El dictamen adiciona diversas disposiciones a los artículos 4 y 5 de la Constitución, en materia de protección a la salud. En ellas, se establece que la ley sancionará toda actividad relacionada con cigarrillos electrónicos, vapeadores y demás sistemas o dispositivos electrónicos similares.
Por otro lado, también sanciona la producción, distribución y enajenación de sustancias tóxicas, precursores químicos, el uso ilícito del fentanilo y demás drogas sintéticas no autorizadas. En ese sentido, también prohíbe toda profesión, industria, comercio, trabajo y cualquier actividad relacionada con estas sustancias.
Cabe resaltar que este dictamen forma parte de las iniciativas que el expresidente Andrés Manuel López Obrador presento en febrero pasado.
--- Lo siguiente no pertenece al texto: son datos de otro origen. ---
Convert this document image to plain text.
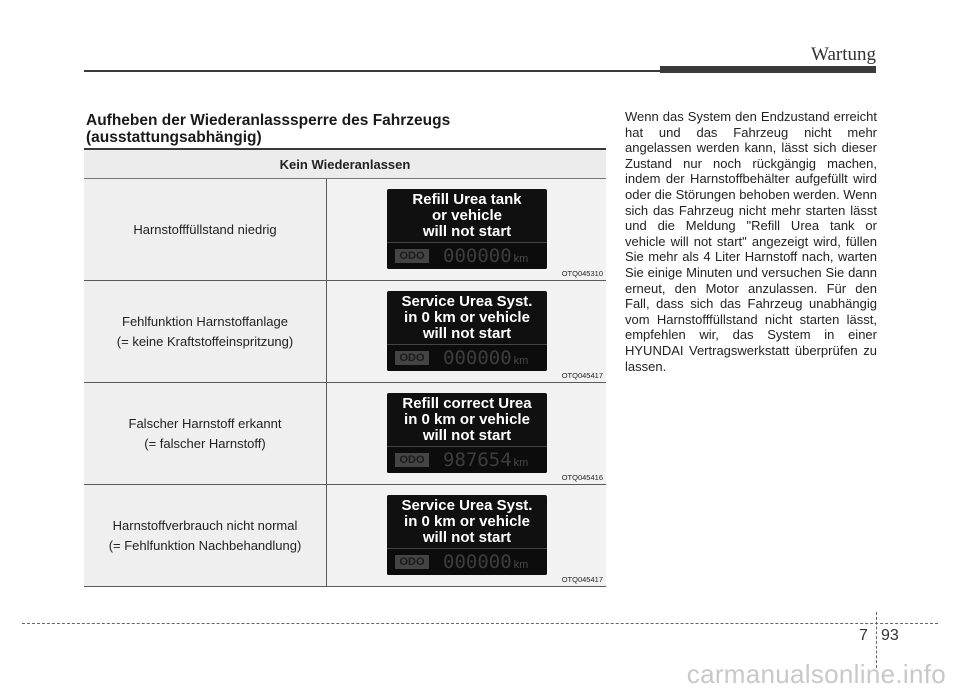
Wartung
Aufheben der Wiederanlasssperre des Fahrzeugs (ausstattungsabhängig)
Kein Wiederanlassen
Harnstofffüllstand niedrig
Refill Urea tank
or vehicle
will not start
ODO 000000 km
OTQ045310
Fehlfunktion Harnstoffanlage
(= keine Kraftstoffeinspritzung)
Service Urea Syst.
in 0 km or vehicle
will not start
ODO 000000 km
OTQ045417
Falscher Harnstoff erkannt
(= falscher Harnstoff)
Refill correct Urea
in 0 km or vehicle
will not start
ODO 987654 km
OTQ045416
Harnstoffverbrauch nicht normal
(= Fehlfunktion Nachbehandlung)
Service Urea Syst.
in 0 km or vehicle
will not start
ODO 000000 km
OTQ045417
Wenn das System den Endzustand erreicht hat und das Fahrzeug nicht mehr angelassen werden kann, lässt sich dieser Zustand nur noch rückgängig machen, indem der Harnstoffbehälter aufgefüllt wird oder die Störungen behoben werden. Wenn sich das Fahrzeug nicht mehr starten lässt und die Meldung "Refill Urea tank or vehicle will not start" angezeigt wird, füllen Sie mehr als 4 Liter Harnstoff nach, warten Sie einige Minuten und versuchen Sie dann erneut, den Motor anzulassen. Für den Fall, dass sich das Fahrzeug unabhängig vom Harnstofffüllstand nicht starten lässt, empfehlen wir, das System in einer HYUNDAI Vertragswerkstatt überprüfen zu lassen.
7 93
carmanualsonline.info
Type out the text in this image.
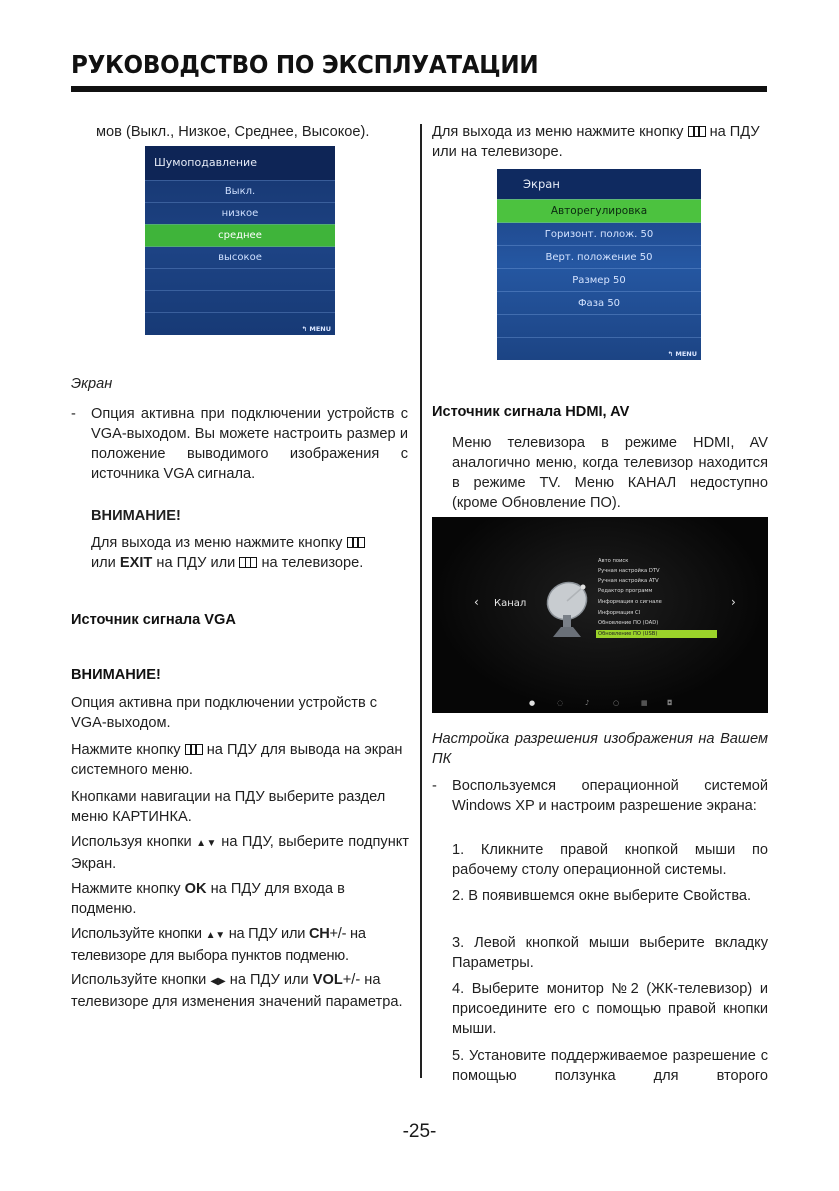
РУКОВОДСТВО ПО ЭКСПЛУАТАЦИИ
мов (Выкл., Низкое, Среднее, Высокое).
Шумоподавление
Выкл.
низкое
среднее
высокое
↰ MENU
Экран
- Опция активна при подключении устройств с VGA-выходом. Вы можете настроить размер и положение выводимого изображения с источника VGA сигнала.
ВНИМАНИЕ!
Для выхода из меню нажмите кнопку
или EXIT на ПДУ или на телевизоре.
Источник сигнала VGA
ВНИМАНИЕ!
Опция активна при подключении устройств с VGA-выходом.
Нажмите кнопку на ПДУ для вывода на экран системного меню.
Кнопками навигации на ПДУ выберите раздел меню КАРТИНКА.
Используя кнопки ▲▼ на ПДУ, выберите подпункт Экран.
Нажмите кнопку OK на ПДУ для входа в подменю.
Используйте кнопки ▲▼ на ПДУ или CH+/- на телевизоре для выбора пунктов подменю.
Используйте кнопки ◀▶ на ПДУ или VOL+/- на телевизоре для изменения значений параметра.
Для выхода из меню нажмите кнопку на ПДУ или на телевизоре.
Экран
Авторегулировка
Горизонт. полож. 50
Верт. положение 50
Размер 50
Фаза 50
↰ MENU
Источник сигнала HDMI, AV
Меню телевизора в режиме HDMI, AV аналогично меню, когда телевизор находится в режиме TV. Меню КАНАЛ недоступно (кроме Обновление ПО).
‹ Канал	›
Авто поиск
Ручная настройка DTV
Ручная настройка ATV
Редактор программ
Информация о сигнале
Информация CI
Обновление ПО (OAD)
Обновление ПО (USB)
●	◌	♪	○	▦	◘
Настройка разрешения изображения на Вашем ПК
- Воспользуемся операционной системой Windows XP и настроим разрешение экрана:
1. Кликните правой кнопкой мыши по рабочему столу операционной системы.
2. В появившемся окне выберите Свойства.
3. Левой кнопкой мыши выберите вкладку Параметры.
4. Выберите монитор №2 (ЖК-телевизор) и присоедините его с помощью правой кнопки мыши.
5. Установите поддерживаемое разрешение с помощью ползунка для второго
-25-
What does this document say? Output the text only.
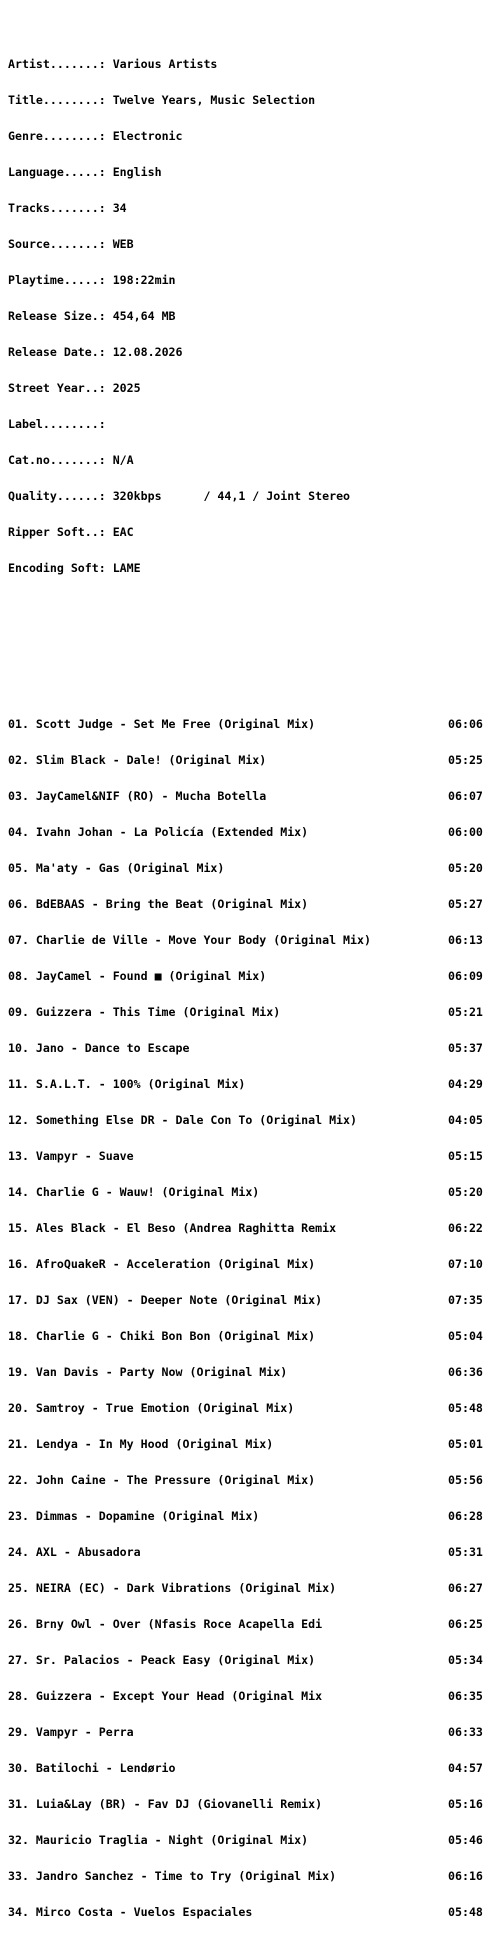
Artist.......: Various Artists

Title........: Twelve Years, Music Selection

Genre........: Electronic

Language.....: English

Tracks.......: 34

Source.......: WEB

Playtime.....: 198:22min

Release Size.: 454,64 MB

Release Date.: 12.08.2026

Street Year..: 2025

Label........:

Cat.no.......: N/A

Quality......: 320kbps      / 44,1 / Joint Stereo

Ripper Soft..: EAC

Encoding Soft: LAME

01. Scott Judge - Set Me Free (Original Mix)	06:06

02. Slim Black - Dale! (Original Mix)	05:25

03. JayCamel&NIF (RO) - Mucha Botella	06:07

04. Ivahn Johan - La Policía (Extended Mix)	06:00

05. Ma'aty - Gas (Original Mix)	05:20

06. BdEBAAS - Bring the Beat (Original Mix)	05:27

07. Charlie de Ville - Move Your Body (Original Mix)	06:13

08. JayCamel - Found ■ (Original Mix)	06:09

09. Guizzera - This Time (Original Mix)	05:21

10. Jano - Dance to Escape	05:37

11. S.A.L.T. - 100% (Original Mix)	04:29

12. Something Else DR - Dale Con To (Original Mix)	04:05

13. Vampyr - Suave	05:15

14. Charlie G - Wauw! (Original Mix)	05:20

15. Ales Black - El Beso (Andrea Raghitta Remix	06:22

16. AfroQuakeR - Acceleration (Original Mix)	07:10

17. DJ Sax (VEN) - Deeper Note (Original Mix)	07:35

18. Charlie G - Chiki Bon Bon (Original Mix)	05:04

19. Van Davis - Party Now (Original Mix)	06:36

20. Samtroy - True Emotion (Original Mix)	05:48

21. Lendya - In My Hood (Original Mix)	05:01

22. John Caine - The Pressure (Original Mix)	05:56

23. Dimmas - Dopamine (Original Mix)	06:28

24. AXL - Abusadora	05:31

25. NEIRA (EC) - Dark Vibrations (Original Mix)	06:27

26. Brny Owl - Over (Nfasis Roce Acapella Edi	06:25

27. Sr. Palacios - Peack Easy (Original Mix)	05:34

28. Guizzera - Except Your Head (Original Mix	06:35

29. Vampyr - Perra	06:33

30. Batilochi - Lendørio	04:57

31. Luia&Lay (BR) - Fav DJ (Giovanelli Remix)	05:16

32. Mauricio Traglia - Night (Original Mix)	05:46

33. Jandro Sanchez - Time to Try (Original Mix)	06:16

34. Mirco Costa - Vuelos Espaciales	05:48
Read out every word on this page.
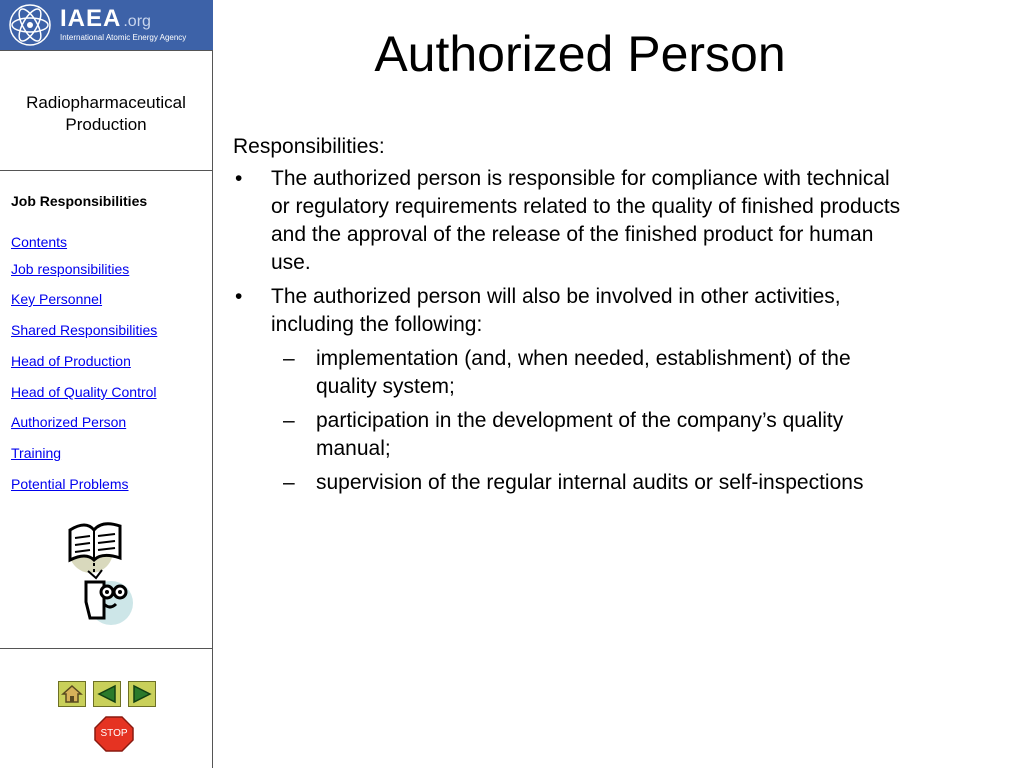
IAEA .org
International Atomic Energy Agency
Radiopharmaceutical Production
Job Responsibilities
Contents
Job responsibilities
Key Personnel
Shared Responsibilities
Head of Production
Head of Quality Control
Authorized Person
Training
Potential Problems
STOP
Authorized Person
Responsibilities:
• The authorized person is responsible for compliance with technical or regulatory requirements related to the quality of finished products and the approval of the release of the finished product for human use.
• The authorized person will also be involved in other activities, including the following:
– implementation (and, when needed, establishment) of the quality system;
– participation in the development of the company’s quality manual;
– supervision of the regular internal audits or self-inspections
Mismo que, diputados de esta legislatura modificaron con diversas propuestas.
El presidente de la Mesa Directiva, Sergio Gutiérrez Luna, informó que se presentaron reservas para la discusión en lo particular.
Prohibición de fentanilo, vapeadores y cigarrillos electrónicos
Durante la discusión del dictamen para prohibir el fentanilo y los vapeadores, el diputado morenista Roberto Ramos Alor, también neumólogo pediatra, señaló que estos llegan a generar severos daños a la salud. Entre ellas, destacó la existencia de pacientes que utilizaban vapeadores y ahora tienen fibrosis pulmonar, cáncer y enfermedad pulmonares obstructiva crónica.
De igual forma, negó que los cigarros electrónicos sean menos dañinos que el tabaco tradicional o que auxiliar en la prevención de esta adicción.
Mientras que, el diputado Gerardo Ulloa Pérez indicó que con la reforma se evitan riegos asociados con el uso de drogas sintéticas como el fentanilo. Recordó que este e un tema que preocupa y debe ocupar atención inmediata.
Subrayó que con esta prohibición se cumple con compromisos del Estado en el Convenio Marco de la Organización Mundial de la Salud para el Control de Tabaco. Al mismo tiempo, garantiza el derecho a la salud pública y el interés superior de la niñez.